While teaching and mentoring students to become professional substance-abuse counselors, Dr. Michael Brubaker has established himself as one of the best, most popular professors in CECH. A two-time recipient of the “Golden Apple” award for outstanding performance as an educator, students rave about the assistant professor’s ability to make learning relevant and enjoyable.
When he’s not teaching in the classroom, Dr. Brubaker is on the front lines of the heroin and prescription-drug epidemic that’s destroying communities across the U.S. In the past year, he’s secured three community grants for substance-abuse-prevention programs in Lower Price Hill, where drug abuse is a major issue.
Through a grant from the Center for Clinical Translational Science and Training (CCTST), Brubaker combines research and practice to better understand why people become addicted to heroin and prescription drugs and what the community is doing to treat them.

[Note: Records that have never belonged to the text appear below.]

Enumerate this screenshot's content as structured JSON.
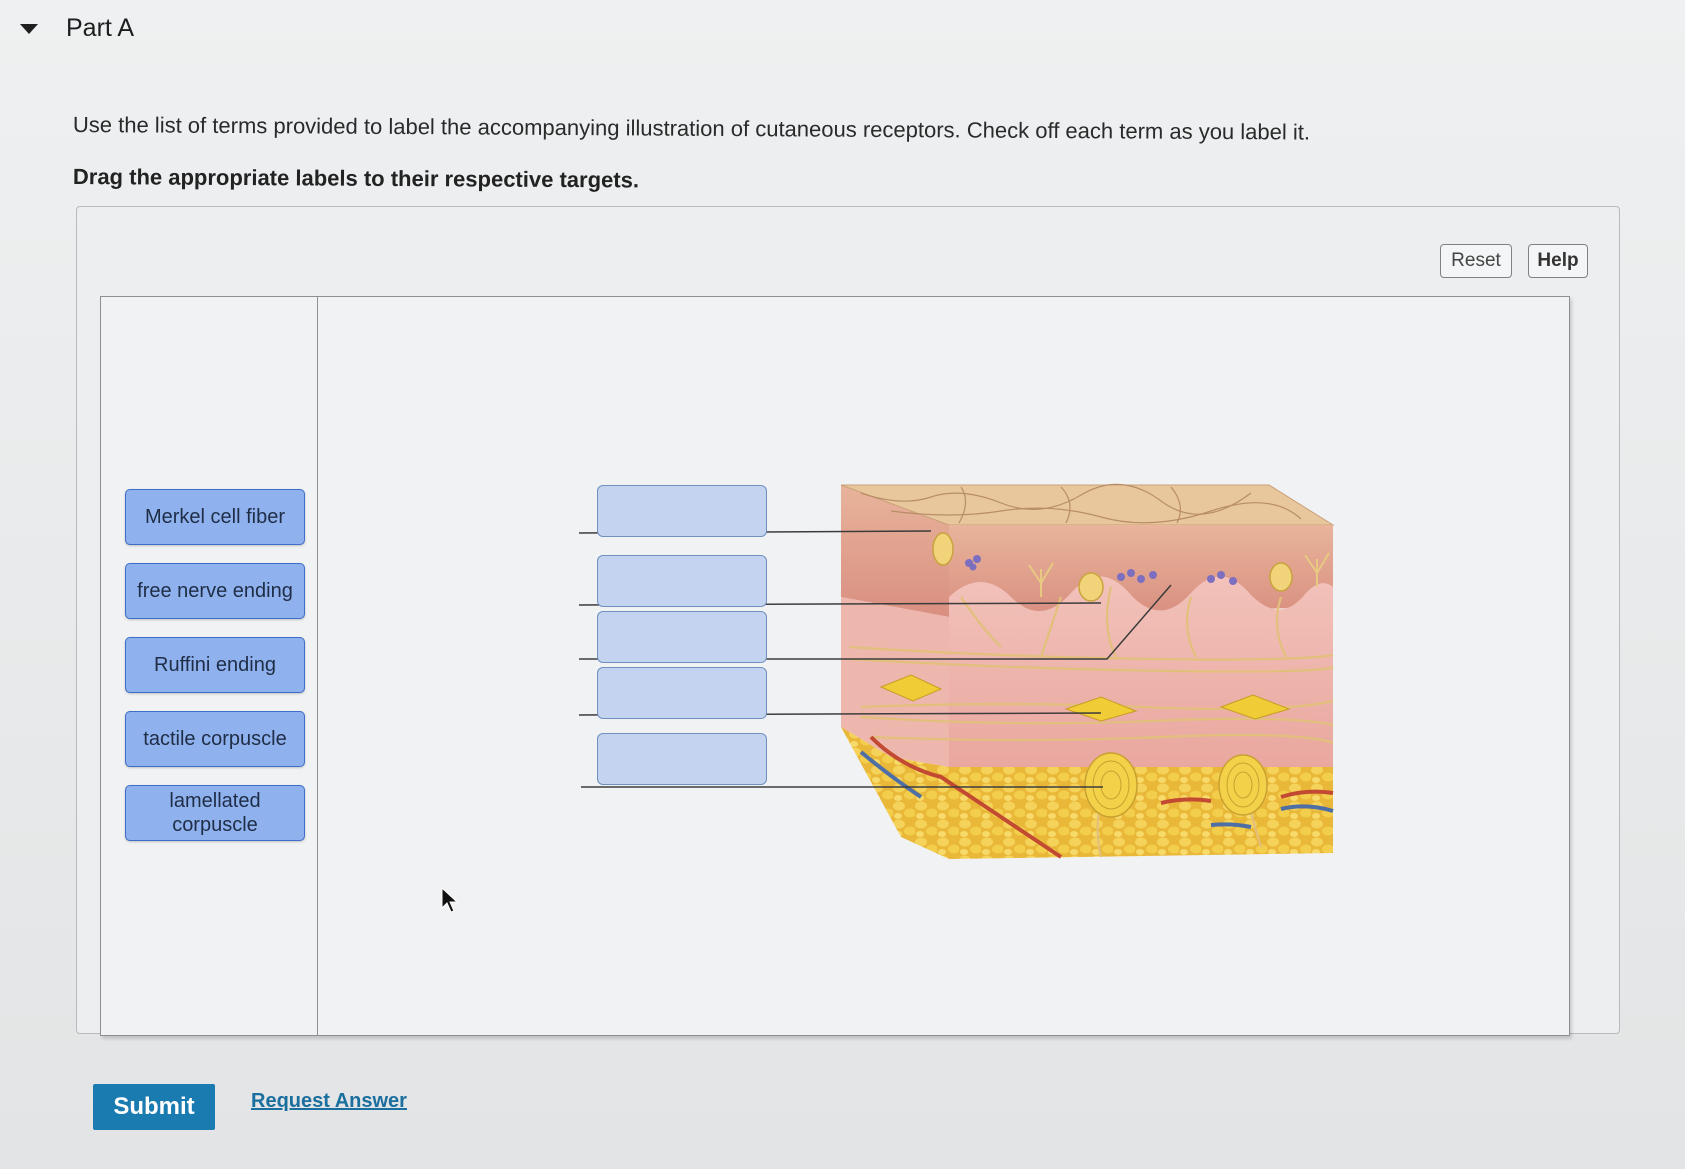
{
  "part": {
    "title": "Part A"
  },
  "instructions": "Use the list of terms provided to label the accompanying illustration of cutaneous receptors. Check off each term as you label it.",
  "drag_note": "Drag the appropriate labels to their respective targets.",
  "toolbar": {
    "reset_label": "Reset",
    "help_label": "Help"
  },
  "terms": [
    "Merkel cell fiber",
    "free nerve ending",
    "Ruffini ending",
    "tactile corpuscle",
    "lamellated corpuscle"
  ],
  "drop_targets_count": 5,
  "actions": {
    "submit_label": "Submit",
    "request_answer_label": "Request Answer"
  },
  "colors": {
    "term_fill": "#8fb2ee",
    "term_border": "#3e6fc8",
    "target_fill": "#c4d4f0",
    "submit": "#1a7bb0",
    "link": "#1a6f9e"
  },
  "icons": {
    "collapse": "caret-down-icon",
    "pointer": "mouse-pointer-icon"
  }
}
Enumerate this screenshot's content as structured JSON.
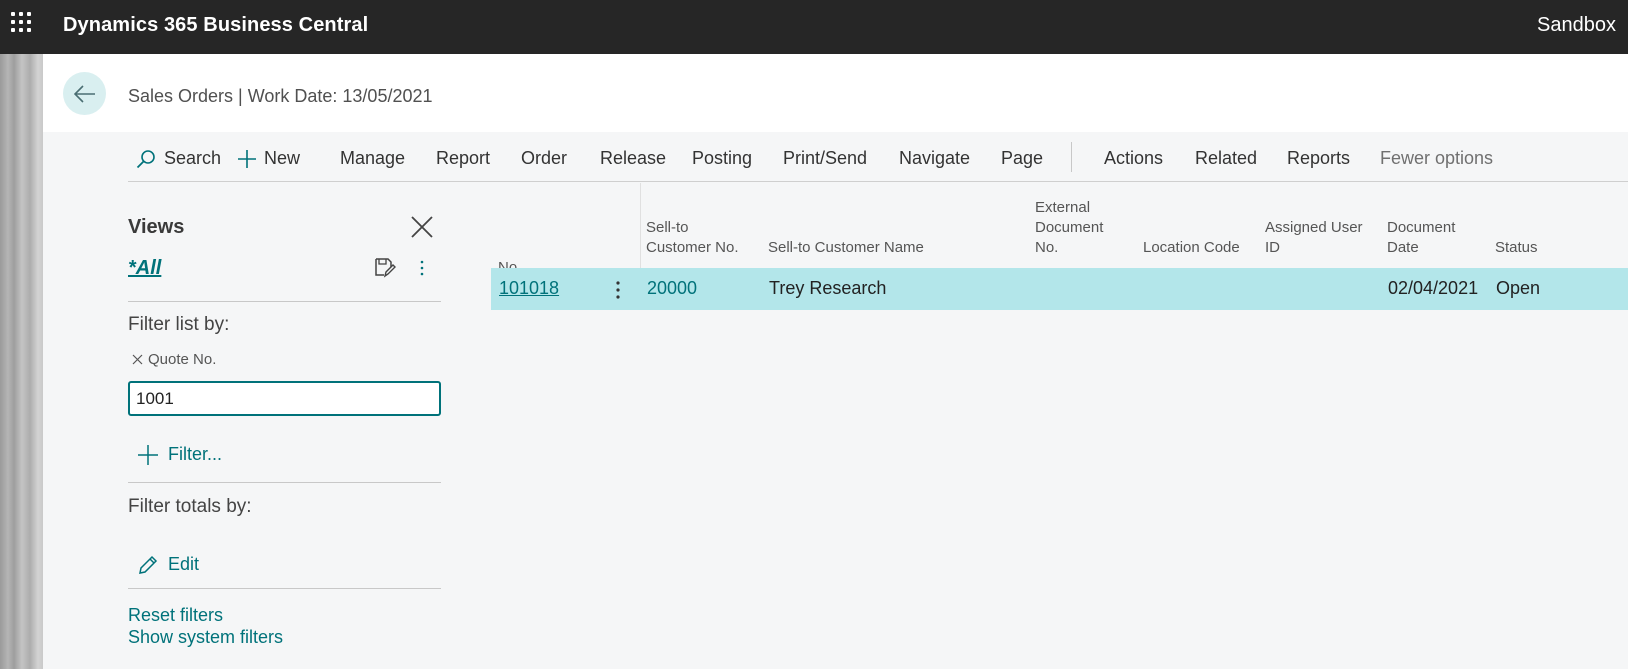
{
  "app": {
    "title": "Dynamics 365 Business Central",
    "environment": "Sandbox"
  },
  "page": {
    "title": "Sales Orders | Work Date: 13/05/2021"
  },
  "actions": {
    "search": "Search",
    "new": "New",
    "manage": "Manage",
    "report": "Report",
    "order": "Order",
    "release": "Release",
    "posting": "Posting",
    "print_send": "Print/Send",
    "navigate": "Navigate",
    "page": "Page",
    "actions": "Actions",
    "related": "Related",
    "reports": "Reports",
    "fewer_options": "Fewer options"
  },
  "views": {
    "title": "Views",
    "current": "*All",
    "filter_list_by": "Filter list by:",
    "filter_field": "Quote No.",
    "filter_value": "1001",
    "add_filter": "Filter...",
    "filter_totals_by": "Filter totals by:",
    "edit": "Edit",
    "reset_filters": "Reset filters",
    "show_system_filters": "Show system filters"
  },
  "table": {
    "columns": {
      "no": "No.",
      "sell_to_customer_no": "Sell-to\nCustomer No.",
      "sell_to_customer_name": "Sell-to Customer Name",
      "external_document_no": "External\nDocument\nNo.",
      "location_code": "Location Code",
      "assigned_user_id": "Assigned User\nID",
      "document_date": "Document\nDate",
      "status": "Status"
    },
    "rows": [
      {
        "no": "101018",
        "sell_to_customer_no": "20000",
        "sell_to_customer_name": "Trey Research",
        "external_document_no": "",
        "location_code": "",
        "assigned_user_id": "",
        "document_date": "02/04/2021",
        "status": "Open"
      }
    ]
  },
  "colors": {
    "accent": "#00727a",
    "topbar": "#262626",
    "selected_row": "#b3e6ea",
    "back_button": "#d9eff0"
  }
}
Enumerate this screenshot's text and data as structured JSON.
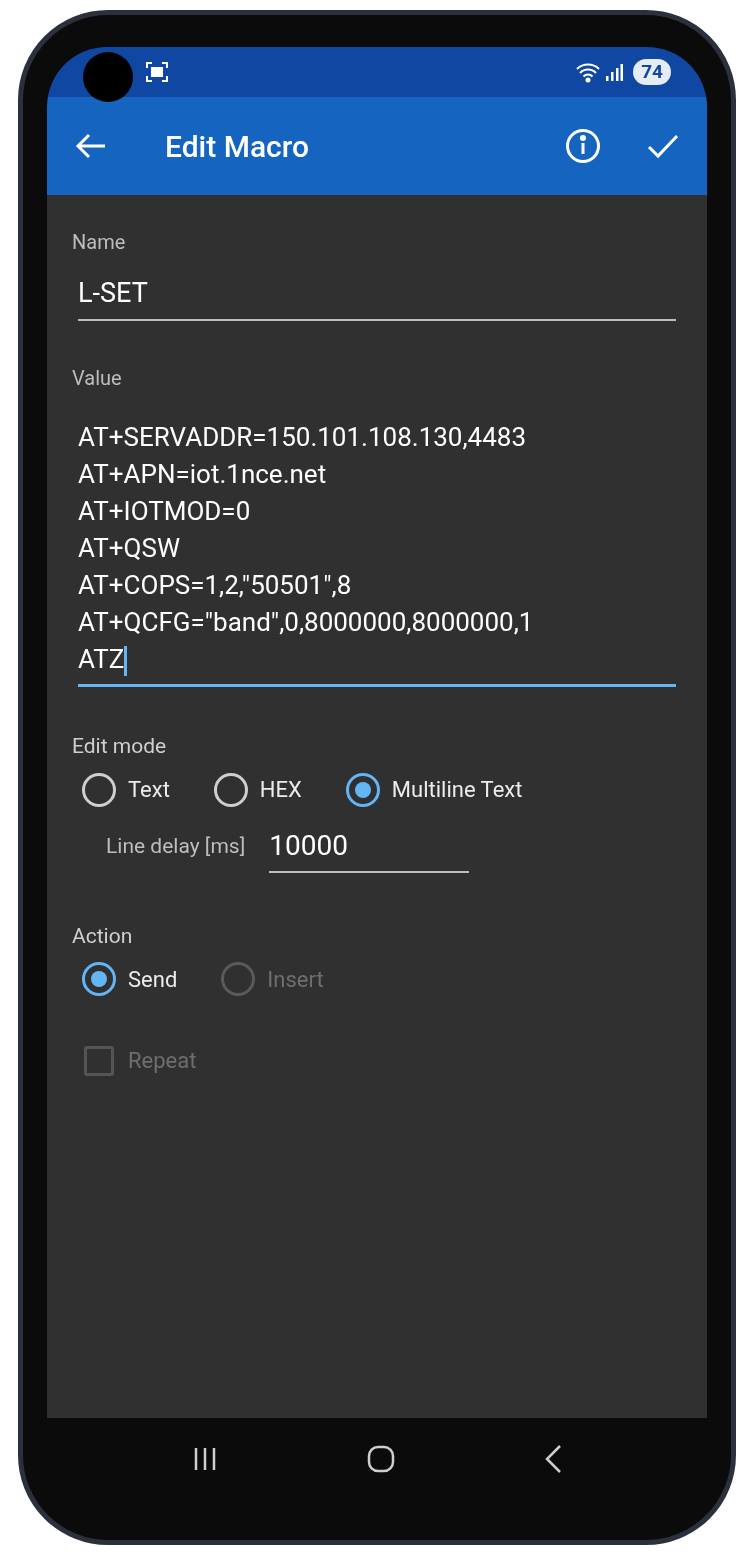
{
  "status_bar": {
    "battery": "74"
  },
  "app_bar": {
    "title": "Edit Macro"
  },
  "name_field": {
    "label": "Name",
    "value": "L-SET"
  },
  "value_field": {
    "label": "Value",
    "focused": true,
    "lines": [
      "AT+SERVADDR=150.101.108.130,4483",
      "AT+APN=iot.1nce.net",
      "AT+IOTMOD=0",
      "AT+QSW",
      "AT+COPS=1,2,\"50501\",8",
      "AT+QCFG=\"band\",0,8000000,8000000,1",
      "ATZ"
    ]
  },
  "edit_mode": {
    "label": "Edit mode",
    "options": [
      {
        "label": "Text",
        "selected": false,
        "disabled": false
      },
      {
        "label": "HEX",
        "selected": false,
        "disabled": false
      },
      {
        "label": "Multiline Text",
        "selected": true,
        "disabled": false
      }
    ]
  },
  "line_delay": {
    "label": "Line delay [ms]",
    "value": "10000"
  },
  "action": {
    "label": "Action",
    "options": [
      {
        "label": "Send",
        "selected": true,
        "disabled": false
      },
      {
        "label": "Insert",
        "selected": false,
        "disabled": true
      }
    ]
  },
  "repeat": {
    "label": "Repeat",
    "checked": false,
    "disabled": true
  }
}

The CCTST grant enables Brubaker and his team to examine barriers users experience in getting treatment while providing educational interventions for those who overdose. To gather information, he and his students interviewed 50 people in Lower Price Hill, drug users and non-users alike, to understand their views on the local epidemic. A second grant funded by Interact for Health supports Lower Price Hill Caring Connections, which conducts community-based participatory research and coalition building. Lastly, a grant provided by the Coalition for a Drug-Free Cincinnati trains community members and professionals for active intervention in Price Hill.
Brubaker thinks the grants have served several purposes: helping drug users change their behavior; improving identification of overdoses; and increasing awareness to help abusers reverse their addiction. Additionally, he and his students are working at Oyler School in Price Hill, providing them with real-world experience while helping the school’s underserved population.